The row about racism in Spanish football has taken a bizarre twist, with La Liga club Getafe's president, Angel Torres, announcing that the whole first team would play their next home game, against Villarreal in 10 days, with their faces blackened with shoe polish, to "prove" that the club is not racially prejudiced.

Torres's announcement followed ugly scenes in Getafe's home game against Barcelona on Saturday, during which the away team's striker, the Cameroon international Samuel Eto'o, was subjected to monkey chanting from a section of the crowd throughout the match. Eto'o, visibly upset by the chanting, was eventually booked for kicking the ball into the same area of fans as it ran out of play. Barcelona's Brazilian star Ronaldinho was also subjected to racial abuse in the match, which Barcelona won 2-1.

"It was a stupidity from four idiots who don't represent the fans of Getafe," said Torres, promising to ban those concerned if they are identified by security cameras. "But it brings shame on the whole club. It is a silly and disagreeable way of behaving." He consulted his players, who agreed to the unconventional protest, before making his announcement. Getafe, from the southern suburbs of Madrid, is one of three teams in the top league not to have any players from racial minorities in their squad.

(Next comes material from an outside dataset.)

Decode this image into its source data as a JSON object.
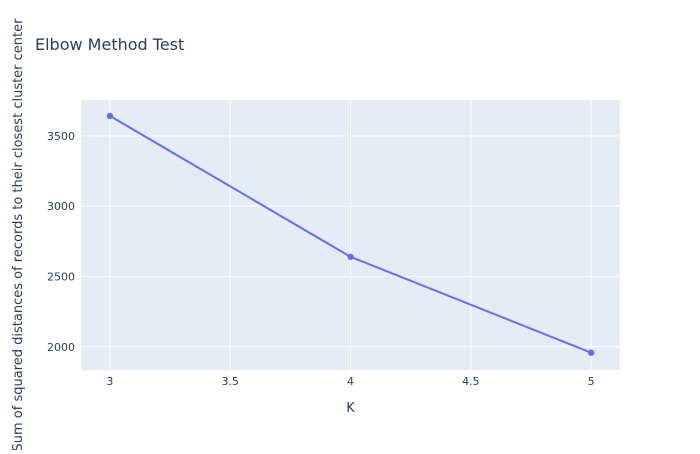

The Spain manager Luis Aragones - who started the race row when he was overheard calling Arsenal striker Thierry Henry "a black shit" in order to motivate Henry's Spanish club-mate Jose Antonio Reyes during a training session for the national team six weeks ago - has revealed that his family asked him to quit his job over the affair. But he added: "I have never thought about resigning from my position... I think it is wrong that they [the English press] have been calling Spain racist, and calling me racist too."